The Wii Fit is already telling me I'm an alcoholic.
They were lying down in the parking garage pretending to be speed bumps...
The prostitute across the street from us is having a seizure on her front lawn again.
Dude, she introduced me to her best friend form Russia and she was a 10. Her other Russian friend was even hotter. How did communism fail?
She thought that based on the way she feels that she got drugged last night, but come on, her turn on word is hello, who needs to drug that??
I woke up to a hotel manager knocking on my car ( window was down) and asking if I was ok
If the world would stop letting me feel invincible I would probably stop doing this shit.
Did you ask me to bring you a t-shirt to class or did I just dream that?

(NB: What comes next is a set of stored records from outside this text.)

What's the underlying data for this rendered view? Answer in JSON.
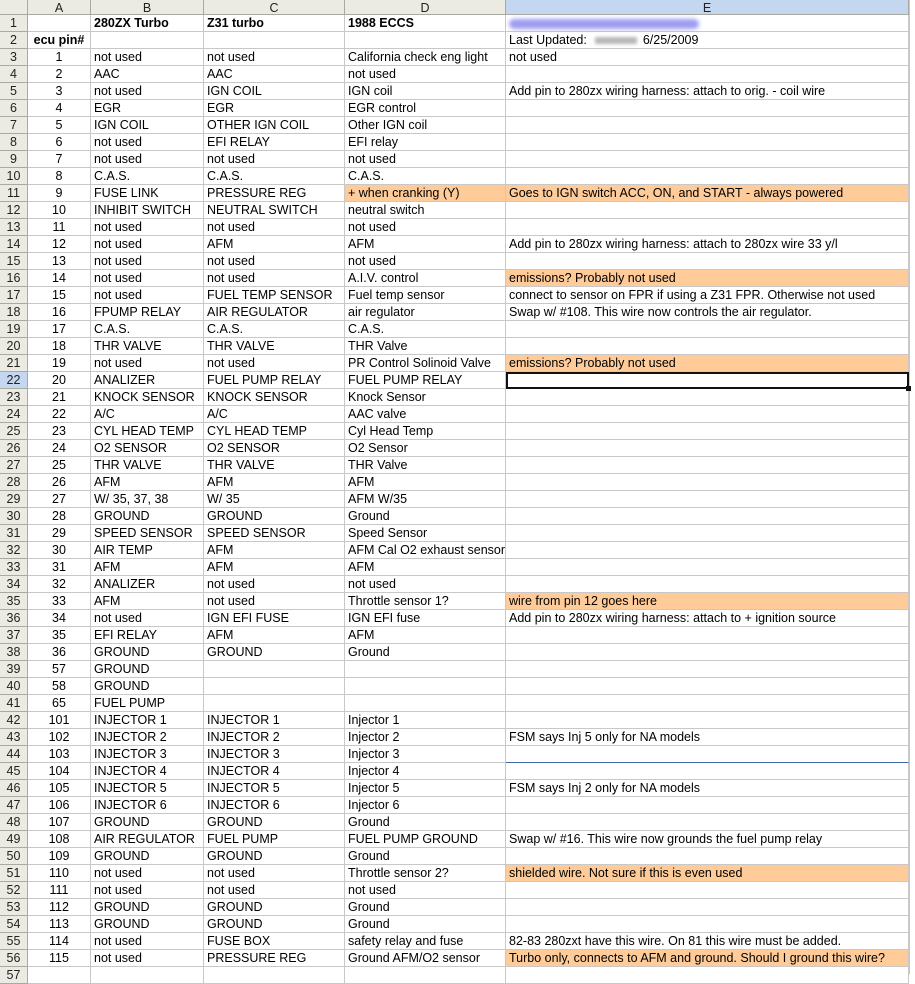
{
  "columns": [
    "A",
    "B",
    "C",
    "D",
    "E"
  ],
  "selected_cell": {
    "row": 22,
    "column": "E"
  },
  "colors": {
    "highlight": "#ffcc99",
    "selection_header": "#c4d6f0"
  },
  "header_row": {
    "b": "280ZX Turbo",
    "c": "Z31 turbo",
    "d": "1988 ECCS"
  },
  "row2": {
    "a": "ecu pin#",
    "e_label": "Last Updated:",
    "e_date": "6/25/2009"
  },
  "rows": [
    {
      "n": 3,
      "a": "1",
      "b": "not used",
      "c": "not used",
      "d": "California check eng light",
      "e": "not used"
    },
    {
      "n": 4,
      "a": "2",
      "b": "AAC",
      "c": "AAC",
      "d": "not used",
      "e": ""
    },
    {
      "n": 5,
      "a": "3",
      "b": "not used",
      "c": "IGN COIL",
      "d": "IGN coil",
      "e": "Add pin to 280zx wiring harness: attach to orig. - coil wire"
    },
    {
      "n": 6,
      "a": "4",
      "b": "EGR",
      "c": "EGR",
      "d": "EGR control",
      "e": ""
    },
    {
      "n": 7,
      "a": "5",
      "b": "IGN COIL",
      "c": "OTHER IGN COIL",
      "d": "Other IGN coil",
      "e": ""
    },
    {
      "n": 8,
      "a": "6",
      "b": "not used",
      "c": "EFI RELAY",
      "d": "EFI relay",
      "e": ""
    },
    {
      "n": 9,
      "a": "7",
      "b": "not used",
      "c": "not used",
      "d": "not used",
      "e": ""
    },
    {
      "n": 10,
      "a": "8",
      "b": "C.A.S.",
      "c": "C.A.S.",
      "d": "C.A.S.",
      "e": ""
    },
    {
      "n": 11,
      "a": "9",
      "b": "FUSE LINK",
      "c": "PRESSURE REG",
      "d": "+ when cranking (Y)",
      "e": "Goes to IGN switch ACC, ON, and START - always powered",
      "hl": [
        "d",
        "e"
      ]
    },
    {
      "n": 12,
      "a": "10",
      "b": "INHIBIT SWITCH",
      "c": "NEUTRAL SWITCH",
      "d": "neutral switch",
      "e": ""
    },
    {
      "n": 13,
      "a": "11",
      "b": "not used",
      "c": "not used",
      "d": "not used",
      "e": ""
    },
    {
      "n": 14,
      "a": "12",
      "b": "not used",
      "c": "AFM",
      "d": "AFM",
      "e": "Add pin to 280zx wiring harness: attach to 280zx wire 33 y/l"
    },
    {
      "n": 15,
      "a": "13",
      "b": "not used",
      "c": "not used",
      "d": "not used",
      "e": ""
    },
    {
      "n": 16,
      "a": "14",
      "b": "not used",
      "c": "not used",
      "d": "A.I.V. control",
      "e": "emissions? Probably not used",
      "hl": [
        "e"
      ]
    },
    {
      "n": 17,
      "a": "15",
      "b": "not used",
      "c": "FUEL TEMP SENSOR",
      "d": "Fuel temp sensor",
      "e": "connect to sensor on FPR if using a Z31 FPR. Otherwise not used"
    },
    {
      "n": 18,
      "a": "16",
      "b": "FPUMP RELAY",
      "c": "AIR REGULATOR",
      "d": "air regulator",
      "e": "Swap w/ #108. This wire now controls the air regulator."
    },
    {
      "n": 19,
      "a": "17",
      "b": "C.A.S.",
      "c": "C.A.S.",
      "d": "C.A.S.",
      "e": ""
    },
    {
      "n": 20,
      "a": "18",
      "b": "THR VALVE",
      "c": "THR VALVE",
      "d": "THR Valve",
      "e": ""
    },
    {
      "n": 21,
      "a": "19",
      "b": "not used",
      "c": "not used",
      "d": "PR Control Solinoid Valve",
      "e": "emissions? Probably not used",
      "hl": [
        "e"
      ]
    },
    {
      "n": 22,
      "a": "20",
      "b": "ANALIZER",
      "c": "FUEL PUMP RELAY",
      "d": "FUEL PUMP RELAY",
      "e": ""
    },
    {
      "n": 23,
      "a": "21",
      "b": "KNOCK SENSOR",
      "c": "KNOCK SENSOR",
      "d": "Knock Sensor",
      "e": ""
    },
    {
      "n": 24,
      "a": "22",
      "b": "A/C",
      "c": "A/C",
      "d": "AAC valve",
      "e": ""
    },
    {
      "n": 25,
      "a": "23",
      "b": "CYL HEAD TEMP",
      "c": "CYL HEAD TEMP",
      "d": "Cyl Head Temp",
      "e": ""
    },
    {
      "n": 26,
      "a": "24",
      "b": "O2 SENSOR",
      "c": "O2 SENSOR",
      "d": "O2 Sensor",
      "e": ""
    },
    {
      "n": 27,
      "a": "25",
      "b": "THR VALVE",
      "c": "THR VALVE",
      "d": "THR Valve",
      "e": ""
    },
    {
      "n": 28,
      "a": "26",
      "b": "AFM",
      "c": "AFM",
      "d": "AFM",
      "e": ""
    },
    {
      "n": 29,
      "a": "27",
      "b": "W/ 35, 37, 38",
      "c": "W/ 35",
      "d": "AFM W/35",
      "e": ""
    },
    {
      "n": 30,
      "a": "28",
      "b": "GROUND",
      "c": "GROUND",
      "d": "Ground",
      "e": ""
    },
    {
      "n": 31,
      "a": "29",
      "b": "SPEED SENSOR",
      "c": "SPEED SENSOR",
      "d": "Speed Sensor",
      "e": ""
    },
    {
      "n": 32,
      "a": "30",
      "b": "AIR TEMP",
      "c": "AFM",
      "d": "AFM Cal O2 exhaust sensor",
      "e": ""
    },
    {
      "n": 33,
      "a": "31",
      "b": "AFM",
      "c": "AFM",
      "d": "AFM",
      "e": ""
    },
    {
      "n": 34,
      "a": "32",
      "b": "ANALIZER",
      "c": "not used",
      "d": "not used",
      "e": ""
    },
    {
      "n": 35,
      "a": "33",
      "b": "AFM",
      "c": "not used",
      "d": "Throttle sensor 1?",
      "e": "wire from pin 12 goes here",
      "hl": [
        "e"
      ]
    },
    {
      "n": 36,
      "a": "34",
      "b": "not used",
      "c": "IGN EFI FUSE",
      "d": "IGN EFI fuse",
      "e": "Add pin to 280zx wiring harness: attach to + ignition source"
    },
    {
      "n": 37,
      "a": "35",
      "b": "EFI RELAY",
      "c": "AFM",
      "d": "AFM",
      "e": ""
    },
    {
      "n": 38,
      "a": "36",
      "b": "GROUND",
      "c": "GROUND",
      "d": "Ground",
      "e": ""
    },
    {
      "n": 39,
      "a": "57",
      "b": "GROUND",
      "c": "",
      "d": "",
      "e": ""
    },
    {
      "n": 40,
      "a": "58",
      "b": "GROUND",
      "c": "",
      "d": "",
      "e": ""
    },
    {
      "n": 41,
      "a": "65",
      "b": "FUEL PUMP",
      "c": "",
      "d": "",
      "e": ""
    },
    {
      "n": 42,
      "a": "101",
      "b": "INJECTOR 1",
      "c": "INJECTOR 1",
      "d": "Injector 1",
      "e": ""
    },
    {
      "n": 43,
      "a": "102",
      "b": "INJECTOR 2",
      "c": "INJECTOR 2",
      "d": "Injector 2",
      "e": "FSM says Inj 5 only for NA models"
    },
    {
      "n": 44,
      "a": "103",
      "b": "INJECTOR 3",
      "c": "INJECTOR 3",
      "d": "Injector 3",
      "e": ""
    },
    {
      "n": 45,
      "a": "104",
      "b": "INJECTOR 4",
      "c": "INJECTOR 4",
      "d": "Injector 4",
      "e": ""
    },
    {
      "n": 46,
      "a": "105",
      "b": "INJECTOR 5",
      "c": "INJECTOR 5",
      "d": "Injector 5",
      "e": "FSM says Inj 2 only for NA models"
    },
    {
      "n": 47,
      "a": "106",
      "b": "INJECTOR 6",
      "c": "INJECTOR 6",
      "d": "Injector 6",
      "e": ""
    },
    {
      "n": 48,
      "a": "107",
      "b": "GROUND",
      "c": "GROUND",
      "d": "Ground",
      "e": ""
    },
    {
      "n": 49,
      "a": "108",
      "b": "AIR REGULATOR",
      "c": "FUEL PUMP",
      "d": "FUEL PUMP GROUND",
      "e": "Swap w/ #16. This wire now grounds the fuel pump relay"
    },
    {
      "n": 50,
      "a": "109",
      "b": "GROUND",
      "c": "GROUND",
      "d": "Ground",
      "e": ""
    },
    {
      "n": 51,
      "a": "110",
      "b": "not used",
      "c": "not used",
      "d": "Throttle sensor 2?",
      "e": "shielded wire. Not sure if this is even used",
      "hl": [
        "e"
      ]
    },
    {
      "n": 52,
      "a": "111",
      "b": "not used",
      "c": "not used",
      "d": "not used",
      "e": ""
    },
    {
      "n": 53,
      "a": "112",
      "b": "GROUND",
      "c": "GROUND",
      "d": "Ground",
      "e": ""
    },
    {
      "n": 54,
      "a": "113",
      "b": "GROUND",
      "c": "GROUND",
      "d": "Ground",
      "e": ""
    },
    {
      "n": 55,
      "a": "114",
      "b": "not used",
      "c": "FUSE BOX",
      "d": "safety relay and fuse",
      "e": "82-83 280zxt have this wire. On 81 this wire must be added."
    },
    {
      "n": 56,
      "a": "115",
      "b": "not used",
      "c": "PRESSURE REG",
      "d": "Ground AFM/O2 sensor",
      "e": "Turbo only, connects to AFM and ground. Should I ground this wire?",
      "hl": [
        "e"
      ]
    },
    {
      "n": 57,
      "a": "",
      "b": "",
      "c": "",
      "d": "",
      "e": ""
    }
  ]
}
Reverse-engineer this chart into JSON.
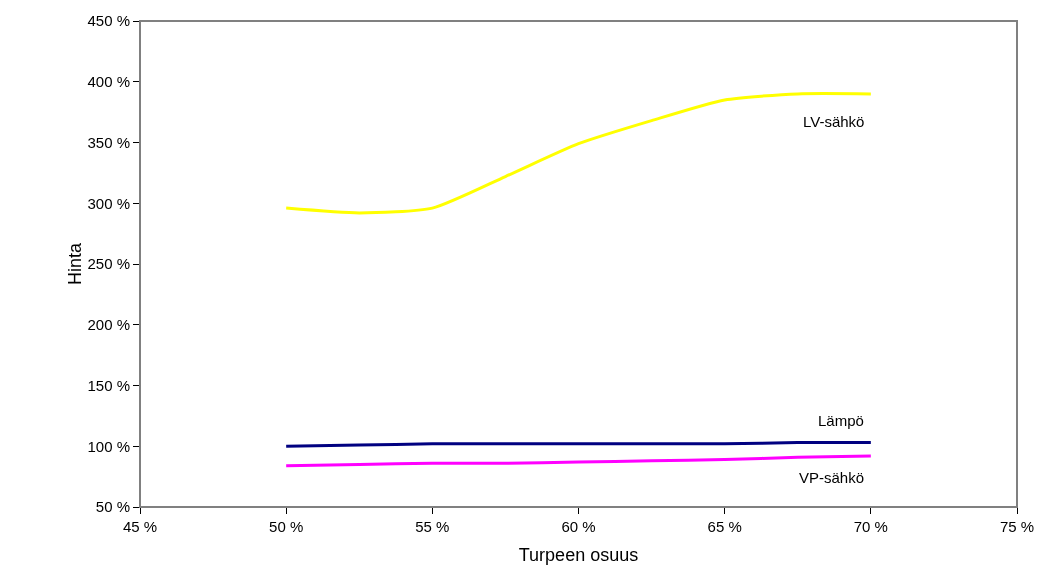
{
  "chart_data": {
    "type": "line",
    "xlabel": "Turpeen osuus",
    "ylabel": "Hinta",
    "x": [
      50,
      52.5,
      55,
      57.5,
      60,
      62.5,
      65,
      67.5,
      70
    ],
    "series": [
      {
        "name": "LV-sähkö",
        "color": "#ffff00",
        "values": [
          296,
          292,
          296,
          322,
          349,
          368,
          385,
          390,
          390
        ]
      },
      {
        "name": "Lämpö",
        "color": "#000080",
        "values": [
          100,
          101,
          102,
          102,
          102,
          102,
          102,
          103,
          103
        ]
      },
      {
        "name": "VP-sähkö",
        "color": "#ff00ff",
        "values": [
          84,
          85,
          86,
          86,
          87,
          88,
          89,
          91,
          92
        ]
      }
    ],
    "xlim": [
      45,
      75
    ],
    "xticks": [
      {
        "value": 45,
        "label": "45 %"
      },
      {
        "value": 50,
        "label": "50 %"
      },
      {
        "value": 55,
        "label": "55 %"
      },
      {
        "value": 60,
        "label": "60 %"
      },
      {
        "value": 65,
        "label": "65 %"
      },
      {
        "value": 70,
        "label": "70 %"
      },
      {
        "value": 75,
        "label": "75 %"
      }
    ],
    "ylim": [
      50,
      450
    ],
    "yticks": [
      {
        "value": 50,
        "label": "50 %"
      },
      {
        "value": 100,
        "label": "100 %"
      },
      {
        "value": 150,
        "label": "150 %"
      },
      {
        "value": 200,
        "label": "200 %"
      },
      {
        "value": 250,
        "label": "250 %"
      },
      {
        "value": 300,
        "label": "300 %"
      },
      {
        "value": 350,
        "label": "350 %"
      },
      {
        "value": 400,
        "label": "400 %"
      },
      {
        "value": 450,
        "label": "450 %"
      }
    ],
    "grid": false,
    "legend": false,
    "marker": "none",
    "line_style": "solid"
  }
}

No, I did. It's a long story.
I don't remember much of last night. But I woke up with very apologetic texts from him this morning so apparently I didn't get laid. Which is stupid.
Maybe the problem is guy has to ask his wife if he can go out to lunch with his girlfriend for an hour...
How do you initiate sexting are u supposed to be like yo I'm peeing and eating a clif bar and texting and thinking about you naked all at the same time
You can't say "my boobs are wonderful" and not expect my drunken subconscious to focus on wanting to see them. Btw-can I see them?
So last night was the first of "I got cut off before I walked in the bar".
I saw your dick pic and thought there goes the last thread of my heterosexuality.
Yeah we fucked. I ran into her the next day, I had to pick up the girl scout cookies I ordered from her boyfriends kids.